Quella pausa vuota doveva servire per permettere a Kivrin di sentire la parola effettiva e di azzardare lei stessa una supposizione sul suo significato… di per sé non era una cattiva idea, ma il traduttore era così indietro rispetto alla conversazione che lo spazio non cadeva nel punto giusto e Kivrin non aveva modo di sentire ciò che avrebbe dovuto. Se il traduttore avesse continuato a fare una cosa del genere ogni volta che non riconosceva una parola lei si sarebbe trovata nei guai.

— Farà «penaunce» — gemette ancora Agnes, spingendo la mano della madre lontano dal proprio ginocchio. «farà dolore» sussurrò il traduttore nell'orecchio di Kivrin, che si sentì sollevata che esso fosse riuscito a elaborare qualcosa di alternativo, anche se decisamente sgrammaticato.

— Come hai fatto a cadere? — chiese Eliwys, per distrarre la bambina.

— Stava correndo su per le scale — spiegò Rosemund. — Stava correndo da te per darti la notizia che… è arrivato.

Il traduttore lasciò di nuovo un vuoto, ma questa volta Kivrin riuscì a sentire la parola ad esso corrispondente: Gawyn, che probabilmente era un nome di persona. A quanto pareva, il traduttore era giunto alla stessa conclusione, perché quando Agnes ribatté usando di nuovo quel nome, esso lo incluse nella traduzione.

— Volevo dire io alla mamma che Gawyn è arrivato! — strillò la bambina. — Volevo dirlo io — ripeté, piangendo adesso sul serio, e nascose il volto contro il petto della madre, che ne approfittò immediatamente per legarle la benda intorno al ginocchio.
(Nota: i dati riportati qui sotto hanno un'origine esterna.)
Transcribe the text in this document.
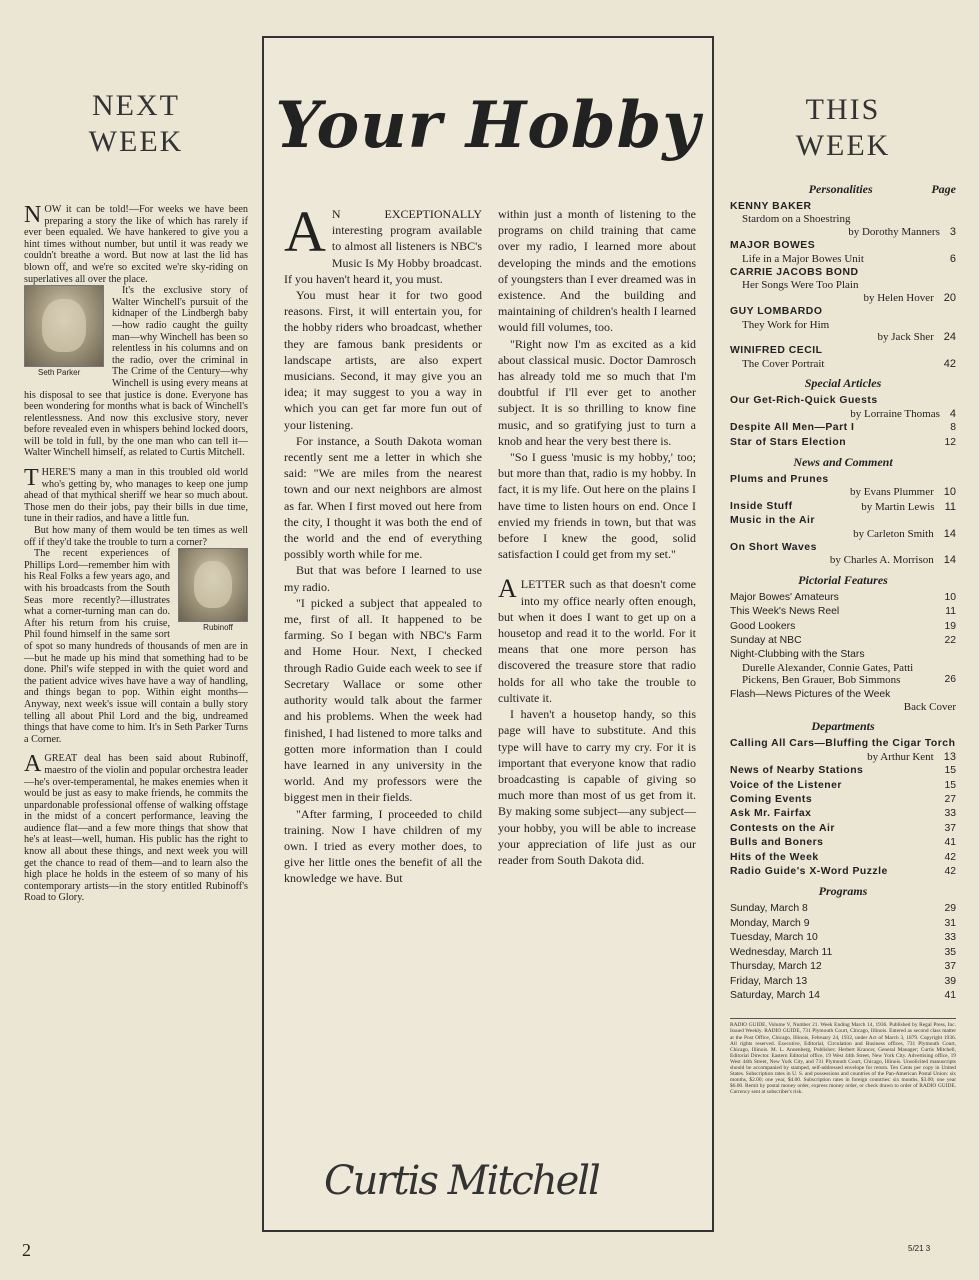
NEXT
WEEK

NOW it can be told!—For weeks we have been preparing a story the like of which has rarely if ever been equaled. We have hankered to give you a hint times without number, but until it was ready we couldn't breathe a word. But now at last the lid has blown off, and we're so excited we're sky-riding on superlatives all over the place.

Seth Parker
It's the exclusive story of Walter Winchell's pursuit of the kidnaper of the Lindbergh baby—how radio caught the guilty man—why Winchell has been so relentless in his columns and on the radio, over the criminal in The Crime of the Century—why Winchell is using every means at his disposal to see that justice is done. Everyone has been wondering for months what is back of Winchell's relentlessness. And now this exclusive story, never before revealed even in whispers behind locked doors, will be told in full, by the one man who can tell it—Walter Winchell himself, as related to Curtis Mitchell.

THERE'S many a man in this troubled old world who's getting by, who manages to keep one jump ahead of that mythical sheriff we hear so much about. Those men do their jobs, pay their bills in due time, tune in their radios, and have a little fun.

But how many of them would be ten times as well off if they'd take the trouble to turn a corner?

Rubinoff
The recent experiences of Phillips Lord—remember him with his Real Folks a few years ago, and with his broadcasts from the South Seas more recently?—illustrates what a corner-turning man can do. After his return from his cruise, Phil found himself in the same sort of spot so many hundreds of thousands of men are in—but he made up his mind that something had to be done. Phil's wife stepped in with the quiet word and the patient advice wives have have a way of handling, and things began to pop. Within eight months—Anyway, next week's issue will contain a bully story telling all about Phil Lord and the big, undreamed things that have come to him. It's in Seth Parker Turns a Corner.

A GREAT deal has been said about Rubinoff, maestro of the violin and popular orchestra leader—he's over-temperamental, he makes enemies when it would be just as easy to make friends, he commits the unpardonable professional offense of walking offstage in the midst of a concert performance, leaving the audience flat—and a few more things that show that he's at least—well, human. His public has the right to know all about these things, and next week you will get the chance to read of them—and to learn also the high place he holds in the esteem of so many of his contemporary artists—in the story entitled Rubinoff's Road to Glory.

Your Hobby

A N EXCEPTIONALLY interesting program available to almost all listeners is NBC's Music Is My Hobby broadcast. If you haven't heard it, you must.

You must hear it for two good reasons. First, it will entertain you, for the hobby riders who broadcast, whether they are famous bank presidents or landscape artists, are also expert musicians. Second, it may give you an idea; it may suggest to you a way in which you can get far more fun out of your listening.

For instance, a South Dakota woman recently sent me a letter in which she said: "We are miles from the nearest town and our next neighbors are almost as far. When I first moved out here from the city, I thought it was both the end of the world and the end of everything possibly worth while for me.

But that was before I learned to use my radio.

"I picked a subject that appealed to me, first of all. It happened to be farming. So I began with NBC's Farm and Home Hour. Next, I checked through Radio Guide each week to see if Secretary Wallace or some other authority would talk about the farmer and his problems. When the week had finished, I had listened to more talks and gotten more information than I could have learned in any university in the world. And my professors were the biggest men in their fields.

"After farming, I proceeded to child training. Now I have children of my own. I tried as every mother does, to give her little ones the benefit of all the knowledge we have. But

within just a month of listening to the programs on child training that came over my radio, I learned more about developing the minds and the emotions of youngsters than I ever dreamed was in existence. And the building and maintaining of children's health I learned would fill volumes, too.

"Right now I'm as excited as a kid about classical music. Doctor Damrosch has already told me so much that I'm doubtful if I'll ever get to another subject. It is so thrilling to know fine music, and so gratifying just to turn a knob and hear the very best there is.

"So I guess 'music is my hobby,' too; but more than that, radio is my hobby. In fact, it is my life. Out here on the plains I have time to listen hours on end. Once I envied my friends in town, but that was before I knew the good, solid satisfaction I could get from my set."

A LETTER such as that doesn't come into my office nearly often enough, but when it does I want to get up on a housetop and read it to the world. For it means that one more person has discovered the treasure store that radio holds for all who take the trouble to cultivate it.

I haven't a housetop handy, so this page will have to substitute. And this type will have to carry my cry. For it is important that everyone know that radio broadcasting is capable of giving so much more than most of us get from it. By making some subject—any subject—your hobby, you will be able to increase your appreciation of life just as our reader from South Dakota did.

Curtis Mitchell
THIS
WEEK
Personalities	Page
KENNY BAKER
Stardom on a Shoestring
by Dorothy Manners 3
MAJOR BOWES
Life in a Major Bowes Unit	6
CARRIE JACOBS BOND
Her Songs Were Too Plain
by Helen Hover 20
GUY LOMBARDO
They Work for Him
by Jack Sher 24
WINIFRED CECIL
The Cover Portrait	42
Special Articles
Our Get-Rich-Quick Guests
by Lorraine Thomas 4
Despite All Men—Part I	8
Star of Stars Election	12
News and Comment
Plums and Prunes
by Evans Plummer 10
Inside Stuff	by Martin Lewis 11
Music in the Air
by Carleton Smith 14
On Short Waves
by Charles A. Morrison 14
Pictorial Features
Major Bowes' Amateurs	10
This Week's News Reel	11
Good Lookers	19
Sunday at NBC	22
Night-Clubbing with the Stars
Durelle Alexander, Connie Gates, Patti Pickens, Ben Grauer, Bob Simmons	26
Flash—News Pictures of the Week
Back Cover
Departments
Calling All Cars—Bluffing the Cigar Torch
by Arthur Kent 13
News of Nearby Stations	15
Voice of the Listener	15
Coming Events	27
Ask Mr. Fairfax	33
Contests on the Air	37
Bulls and Boners	41
Hits of the Week	42
Radio Guide's X-Word Puzzle	42
Programs
Sunday, March 8	29
Monday, March 9	31
Tuesday, March 10	33
Wednesday, March 11	35
Thursday, March 12	37
Friday, March 13	39
Saturday, March 14	41
RADIO GUIDE, Volume V, Number 21. Week Ending March 14, 1936. Published by Regal Press, Inc. Issued Weekly. RADIO GUIDE, 731 Plymouth Court, Chicago, Illinois. Entered as second class matter at the Post Office, Chicago, Illinois, February 24, 1932, under Act of March 3, 1879. Copyright 1936. All rights reserved. Executive, Editorial, Circulation and Business offices, 731 Plymouth Court, Chicago, Illinois. M. L. Annenberg, Publisher; Herbert Krancer, General Manager; Curtis Mitchell, Editorial Director. Eastern Editorial office, 19 West 44th Street, New York City. Advertising office, 19 West 44th Street, New York City, and 731 Plymouth Court, Chicago, Illinois. Unsolicited manuscripts should be accompanied by stamped, self-addressed envelope for return. Ten Cents per copy in United States. Subscription rates in U. S. and possessions and countries of the Pan-American Postal Union: six months, $2.00; one year, $4.00. Subscription rates in foreign countries: six months, $3.00; one year $6.00. Remit by postal money order, express money order, or check drawn to order of RADIO GUIDE. Currency sent at subscriber's risk.
2	5/21 3
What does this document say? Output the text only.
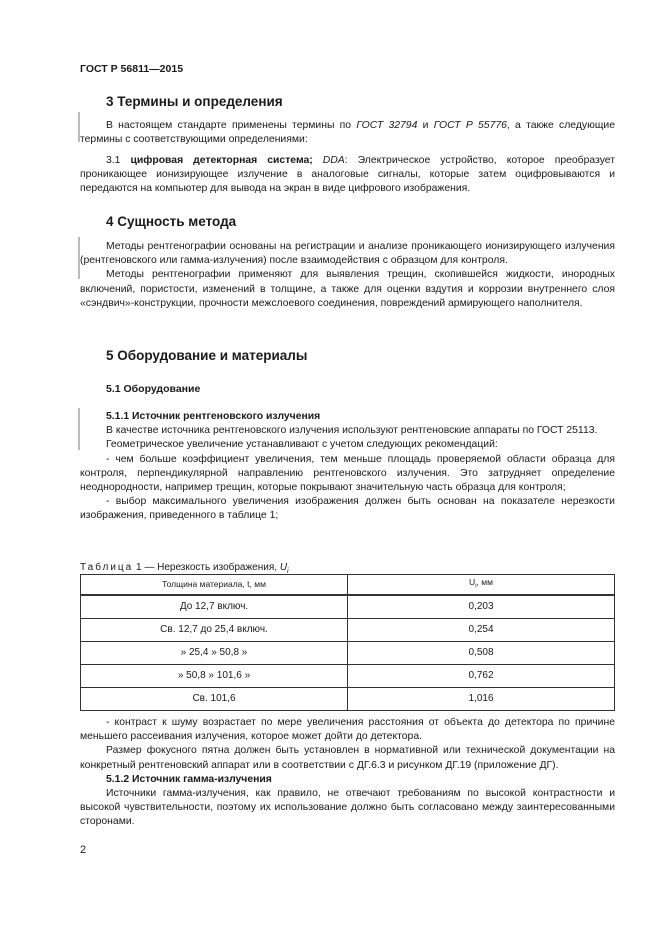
ГОСТ Р 56811—2015
3 Термины и определения

В настоящем стандарте применены термины по ГОСТ 32794 и ГОСТ Р 55776, а также следующие термины с соответствующими определениями:

3.1 цифровая детекторная система; DDA: Электрическое устройство, которое преобразует проникающее ионизирующее излучение в аналоговые сигналы, которые затем оцифровываются и передаются на компьютер для вывода на экран в виде цифрового изображения.

4 Сущность метода

Методы рентгенографии основаны на регистрации и анализе проникающего ионизирующего излучения (рентгеновского или гамма-излучения) после взаимодействия с образцом для контроля.

Методы рентгенографии применяют для выявления трещин, скопившейся жидкости, инородных включений, пористости, изменений в толщине, а также для оценки вздутия и коррозии внутреннего слоя «сэндвич»-конструкции, прочности межслоевого соединения, повреждений армирующего наполнителя.

5 Оборудование и материалы
5.1 Оборудование

5.1.1 Источник рентгеновского излучения

В качестве источника рентгеновского излучения используют рентгеновские аппараты по ГОСТ 25113.

Геометрическое увеличение устанавливают с учетом следующих рекомендаций:

- чем больше коэффициент увеличения, тем меньше площадь проверяемой области образца для контроля, перпендикулярной направлению рентгеновского излучения. Это затрудняет определение неоднородности, например трещин, которые покрывают значительную часть образца для контроля;

- выбор максимального увеличения изображения должен быть основан на показателе нерезкости изображения, приведенного в таблице 1;

Таблица 1 — Нерезкость изображения, $U_i$
Толщина материала, t, мм	$U_i$, мм
До 12,7 включ.	0,203
Св. 12,7 до 25,4 включ.	0,254
» 25,4 » 50,8 »	0,508
» 50,8 » 101,6 »	0,762
Св. 101,6	1,016

- контраст к шуму возрастает по мере увеличения расстояния от объекта до детектора по причине меньшего рассеивания излучения, которое может дойти до детектора.

Размер фокусного пятна должен быть установлен в нормативной или технической документации на конкретный рентгеновский аппарат или в соответствии с ДГ.6.3 и рисунком ДГ.19 (приложение ДГ).

5.1.2 Источник гамма-излучения

Источники гамма-излучения, как правило, не отвечают требованиям по высокой контрастности и высокой чувствительности, поэтому их использование должно быть согласовано между заинтересованными сторонами.

2
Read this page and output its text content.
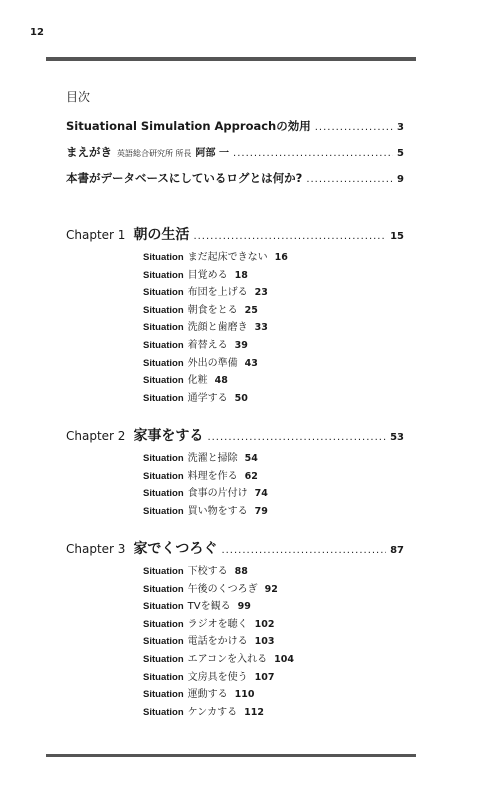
12
目次
Situational Simulation Approachの効用 .....	3
まえがき 英語総合研究所 所長 阿部 一 .....	5
本書がデータベースにしているログとは何か? .....	9
Chapter 1 朝の生活 .....	15
Situation まだ起床できない 16
Situation 目覚める 18
Situation 布団を上げる 23
Situation 朝食をとる 25
Situation 洗顔と歯磨き 33
Situation 着替える 39
Situation 外出の準備 43
Situation 化粧 48
Situation 通学する 50
Chapter 2 家事をする .....	53
Situation 洗濯と掃除 54
Situation 料理を作る 62
Situation 食事の片付け 74
Situation 買い物をする 79
Chapter 3 家でくつろぐ .....	87
Situation 下校する 88
Situation 午後のくつろぎ 92
Situation TVを観る 99
Situation ラジオを聴く 102
Situation 電話をかける 103
Situation エアコンを入れる 104
Situation 文房具を使う 107
Situation 運動する 110
Situation ケンカする 112
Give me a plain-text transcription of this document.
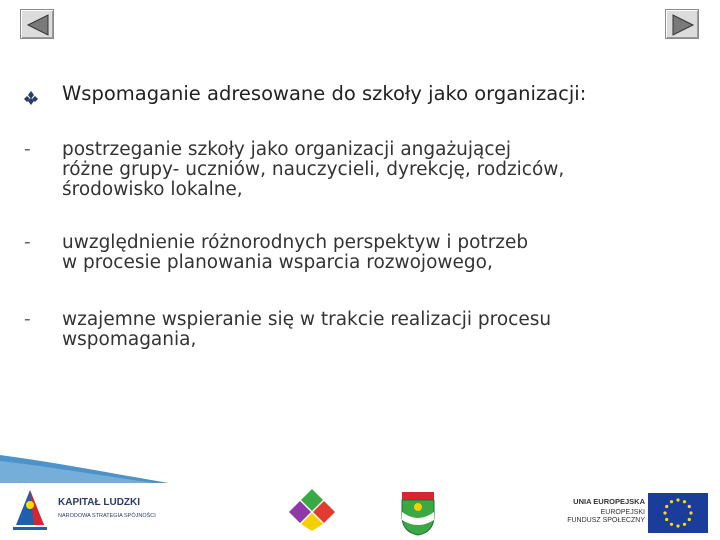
Wspomaganie adresowane do szkoły jako organizacji:
- postrzeganie szkoły jako organizacji angażującej
różne grupy- uczniów, nauczycieli, dyrekcję, rodziców,
środowisko lokalne,
- uwzględnienie różnorodnych perspektyw i potrzeb
w procesie planowania wsparcia rozwojowego,
- wzajemne wspieranie się w trakcie realizacji procesu
wspomagania,
KAPITAŁ LUDZKI
NARODOWA STRATEGIA SPÓJNOŚCI
UNIA EUROPEJSKA
EUROPEJSKI
FUNDUSZ SPOŁECZNY
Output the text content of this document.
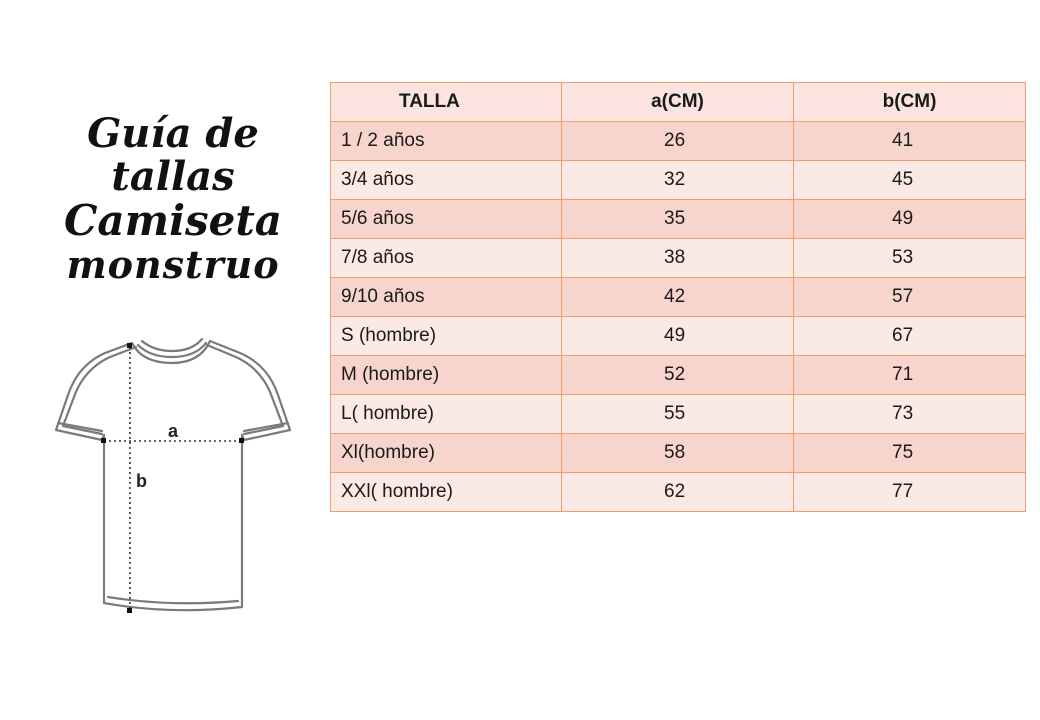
Guía de tallas
Camiseta
monstruo
a
b
TALLA	a(CM)	b(CM)
1 / 2 años	26	41
3/4 años	32	45
5/6 años	35	49
7/8 años	38	53
9/10 años	42	57
S (hombre)	49	67
M (hombre)	52	71
L( hombre)	55	73
Xl(hombre)	58	75
XXl( hombre)	62	77
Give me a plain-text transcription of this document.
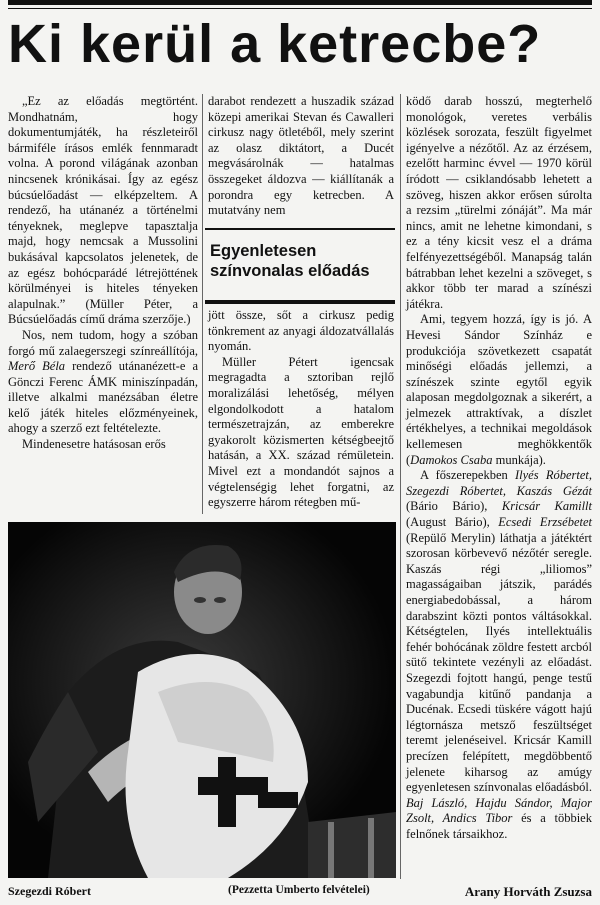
Ki kerül a ketrecbe?

„Ez az előadás megtörtént. Mondhatnám, hogy dokumentumjáték, ha részleteiről bármiféle írásos emlék fennmaradt volna. A porond világának azonban nincsenek krónikásai. Így az egész búcsúelőadást — elképzeltem. A rendező, ha utánanéz a történelmi tényeknek, meglepve tapasztalja majd, hogy nemcsak a Mussolini bukásával kapcsolatos jelenetek, de az egész bohócparádé létrejöttének körülményei is hiteles tényeken alapulnak.” (Müller Péter, a Búcsúelőadás című dráma szerzője.)

Nos, nem tudom, hogy a szóban forgó mű zalaegerszegi színreállítója, Merő Béla rendező utánanézett-e a Gönczi Ferenc ÁMK miniszínpadán, illetve alkalmi manézsában életre kelő játék hiteles előzményeinek, ahogy a szerző ezt feltételezte.

Mindenesetre hatásosan erős

darabot rendezett a huszadik század közepi amerikai Stevan és Cawalleri cirkusz nagy ötletéből, mely szerint az olasz diktátort, a Ducét megvásárolnák — hatalmas összegeket áldozva — kiállítanák a porondra egy ketrecben. A mutatvány nem

Egyenletesen színvonalas előadás

jött össze, sőt a cirkusz pedig tönkrement az anyagi áldozatvállalás nyomán.

Müller Pétert igencsak megragadta a sztoriban rejlő moralizálási lehetőség, mélyen elgondolkodott a hatalom természetrajzán, az emberekre gyakorolt közismerten kétségbeejtő hatásán, a XX. század rémületein. Mivel ezt a mondandót sajnos a végtelenségig lehet forgatni, az egyszerre három rétegben mű-

ködő darab hosszú, megterhelő monológok, veretes verbális közlések sorozata, feszült figyelmet igényelve a nézőtől. Az az érzésem, ezelőtt harminc évvel — 1970 körül íródott — csiklandósabb lehetett a szöveg, hiszen akkor erősen súrolta a rezsim „türelmi zónáját”. Ma már nincs, amit ne lehetne kimondani, s ez a tény kicsit vesz el a dráma felfényezettségéből. Manapság talán bátrabban lehet kezelni a szöveget, s akkor több ter marad a színészi játékra.

Ami, tegyem hozzá, így is jó. A Hevesi Sándor Színház e produkciója szövetkezett csapatát minőségi előadás jellemzi, a színészek szinte egytől egyik alaposan megdolgoznak a sikerért, a jelmezek attraktívak, a díszlet értékhelyes, a technikai megoldások kellemesen meghökkentők (Damokos Csaba munkája).

A főszerepekben Ilyés Róbertet, Szegezdi Róbertet, Kaszás Gézát (Bário Bário), Kricsár Kamillt (August Bário), Ecsedi Erzsébetet (Repülő Merylin) láthatja a játéktért szorosan körbevevő nézőtér seregle. Kaszás régi „liliomos” magasságaiban játszik, parádés energiabedobással, a három darabszint közti pontos váltásokkal. Kétségtelen, Ilyés intellektuális fehér bohócának zöldre festett arcból sütő tekintete vezényli az előadást. Szegezdi fojtott hangú, penge testű vagabundja kitűnő pandanja a Ducénak. Ecsedi tüskére vágott hajú légtornásza metsző feszültséget teremt jelenéseivel. Kricsár Kamill precízen felépített, megdöbbentő jelenete kiharsog az amúgy egyenletesen színvonalas előadásból. Baj László, Hajdu Sándor, Major Zsolt, Andics Tibor és a többiek felnőnek társaikhoz.

Szegezdi Róbert	(Pezzetta Umberto felvételei)	Arany Horváth Zsuzsa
— Puoi dirmelo adesso — replicò quindi.

Agnes scosse soltanto il capo.

— La benda che hai legato è troppo lenta, nuora — intervenne la vecchia. — Scivolerà via.

A Kivrin la benda sembrava sufficientemente stretta, ed era ovvio che qualsiasi tentativo di stringerla maggiormente avrebbe provocato nuovi strilli. La vecchia stava ancora tenendo il pitale con entrambe le mani, e Kivrin si chiese perché non andasse a svuotarlo.

— Shh, shh — mormorò Eliwys, cullando gentilmente la bambina e battendole dei colpetti sulla schiena. — Sarei stata contenta che me lo avessi detto.

— È l'orgoglio a provocare le cadute — sentenziò la vecchia, che sembrava decisa a far piangere ancora Agnes. — Se sei caduta la colpa è tua. Non avresti dovuto correre per le scale.